Fue miércoles todo el día y gran parte de la noche. Estuvimos en Granada por razones poéticas bien bebidas. La semana ya había empezado de tragos largos. Al principio fue el Premio Reina Sofía de poesía que recibió Caballero Bonald. Aquella noche madrileña no nos fue esquiva, encontramos taberna después de comportarnos como caballeros republicanos en los salones de palacio. El poeta de Jerez ha dejado los combinados y otras pócimas, está empeñado en ser infiel a los destilados de antaño. Ahora, para no desperdiciar el tiempo que nos queda, es un converso, convicto y confeso de que en el vino está la verdad. Caballero se mantiene en forma y es un maestro en saber escaparse de algunos adictos a la tabarra. Un experto en burlar a toda suerte de zafios de calidades agropecuarias. Una lección más de esa vieja costumbre de vivir.

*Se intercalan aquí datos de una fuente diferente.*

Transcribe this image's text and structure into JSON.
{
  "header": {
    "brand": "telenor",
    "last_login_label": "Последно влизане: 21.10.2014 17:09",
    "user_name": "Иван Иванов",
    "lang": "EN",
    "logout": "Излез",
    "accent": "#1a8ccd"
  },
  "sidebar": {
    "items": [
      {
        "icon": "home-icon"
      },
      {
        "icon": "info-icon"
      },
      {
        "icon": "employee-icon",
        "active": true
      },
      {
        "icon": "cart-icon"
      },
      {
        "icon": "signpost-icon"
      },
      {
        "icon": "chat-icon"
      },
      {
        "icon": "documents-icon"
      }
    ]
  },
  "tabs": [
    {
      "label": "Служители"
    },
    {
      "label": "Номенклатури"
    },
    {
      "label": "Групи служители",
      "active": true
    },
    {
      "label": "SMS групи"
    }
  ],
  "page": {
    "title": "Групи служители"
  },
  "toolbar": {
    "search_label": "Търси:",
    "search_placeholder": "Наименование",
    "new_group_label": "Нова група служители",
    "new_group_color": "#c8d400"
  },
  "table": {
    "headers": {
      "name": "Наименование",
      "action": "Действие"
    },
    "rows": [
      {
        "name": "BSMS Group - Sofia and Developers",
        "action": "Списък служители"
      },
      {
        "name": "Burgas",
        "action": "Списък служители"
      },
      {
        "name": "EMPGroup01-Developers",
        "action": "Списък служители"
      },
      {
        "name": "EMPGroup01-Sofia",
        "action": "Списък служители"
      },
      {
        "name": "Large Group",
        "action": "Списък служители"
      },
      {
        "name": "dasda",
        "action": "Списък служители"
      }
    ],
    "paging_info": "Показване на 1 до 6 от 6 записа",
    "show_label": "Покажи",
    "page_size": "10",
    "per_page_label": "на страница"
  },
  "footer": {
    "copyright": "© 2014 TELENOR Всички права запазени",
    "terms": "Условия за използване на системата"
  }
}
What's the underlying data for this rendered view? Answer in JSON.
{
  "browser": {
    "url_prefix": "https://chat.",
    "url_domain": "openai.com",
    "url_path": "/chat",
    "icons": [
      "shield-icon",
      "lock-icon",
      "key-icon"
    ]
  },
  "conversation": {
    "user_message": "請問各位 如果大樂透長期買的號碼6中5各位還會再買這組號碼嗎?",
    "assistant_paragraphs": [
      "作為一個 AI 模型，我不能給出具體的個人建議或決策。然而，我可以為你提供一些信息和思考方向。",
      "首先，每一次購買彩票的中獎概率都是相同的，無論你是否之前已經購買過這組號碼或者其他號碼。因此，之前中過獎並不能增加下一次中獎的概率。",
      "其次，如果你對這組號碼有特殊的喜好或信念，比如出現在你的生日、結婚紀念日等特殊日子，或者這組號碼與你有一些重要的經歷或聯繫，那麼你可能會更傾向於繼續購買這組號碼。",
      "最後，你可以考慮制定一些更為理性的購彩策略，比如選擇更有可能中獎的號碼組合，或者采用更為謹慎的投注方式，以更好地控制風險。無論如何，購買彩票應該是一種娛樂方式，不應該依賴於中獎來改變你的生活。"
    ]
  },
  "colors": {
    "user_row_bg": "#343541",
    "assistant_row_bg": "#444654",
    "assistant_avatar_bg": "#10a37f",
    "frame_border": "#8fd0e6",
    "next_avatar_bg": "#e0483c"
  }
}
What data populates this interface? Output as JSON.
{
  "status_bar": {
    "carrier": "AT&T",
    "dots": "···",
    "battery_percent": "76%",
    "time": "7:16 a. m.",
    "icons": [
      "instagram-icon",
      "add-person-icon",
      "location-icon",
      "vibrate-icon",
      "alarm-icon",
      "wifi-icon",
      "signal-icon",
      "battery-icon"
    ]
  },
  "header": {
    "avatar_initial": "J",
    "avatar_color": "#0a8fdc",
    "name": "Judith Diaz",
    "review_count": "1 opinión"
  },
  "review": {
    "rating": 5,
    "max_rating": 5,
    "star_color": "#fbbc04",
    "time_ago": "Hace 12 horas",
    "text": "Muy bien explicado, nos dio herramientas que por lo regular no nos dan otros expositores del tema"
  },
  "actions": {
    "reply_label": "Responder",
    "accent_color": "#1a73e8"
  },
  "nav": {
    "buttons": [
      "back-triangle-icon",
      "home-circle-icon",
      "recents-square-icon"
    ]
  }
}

La siguiente cita de "los de entonces" fue en Granada. Antes hicimos parada real -la cosa se pone cada día más monárquica- en el Teatro de la Ópera, sin gaitas ni músicas: el infalible jurado entregaba el Premio Cuco Cerecedo al italiano y portuñol Antonio Tabucchi. Un buen discurso para periodistas éticos y para princesas asturianas. Y nos despertamos miércoles y granadinos. Nos esperaba el premio -que también entregarán los poéticos príncipes- al asturiano / madrileño y residente en Alburquerque Ángel González. En compañía de los algunos supervivientes de la generación del alcohol, y de otros destacados continuadores, la ciudad de Lorca se puso de risas, felicidad y en disposición de ampliar el inventario de lugares propicios para el amor y otras caricias. La cosa prometía. Después del premio a Caballero Bonald celebraríamos el de Ángel González; todo parecía una hermosa historia de ciudad con muchachas de piernas desnudas, de controlados dones, civilizadas ebriedades, canciones mexicanas y comuniones paganas. Todo debe interpretarse como verdad poética. Unas jornadas de la compañía del escritor, secretario perpetuo de los premios Planeta, amigo de la infancia del poeta González y excelente biógrafo de Juan Valera, Manuel Lombardero. De la delicadeza inteligente de Laura García Lorca, que ha sabido hacer de La Huerta de San Vicente un lugar de referencia para lorquianos del mundo, por lo emocionante de la historia de esa casa, por las ediciones y los encuentros en un lugar lleno de vida y músicos, así se llamen Leonard Cohen, Patti Smith o Enrique Morente.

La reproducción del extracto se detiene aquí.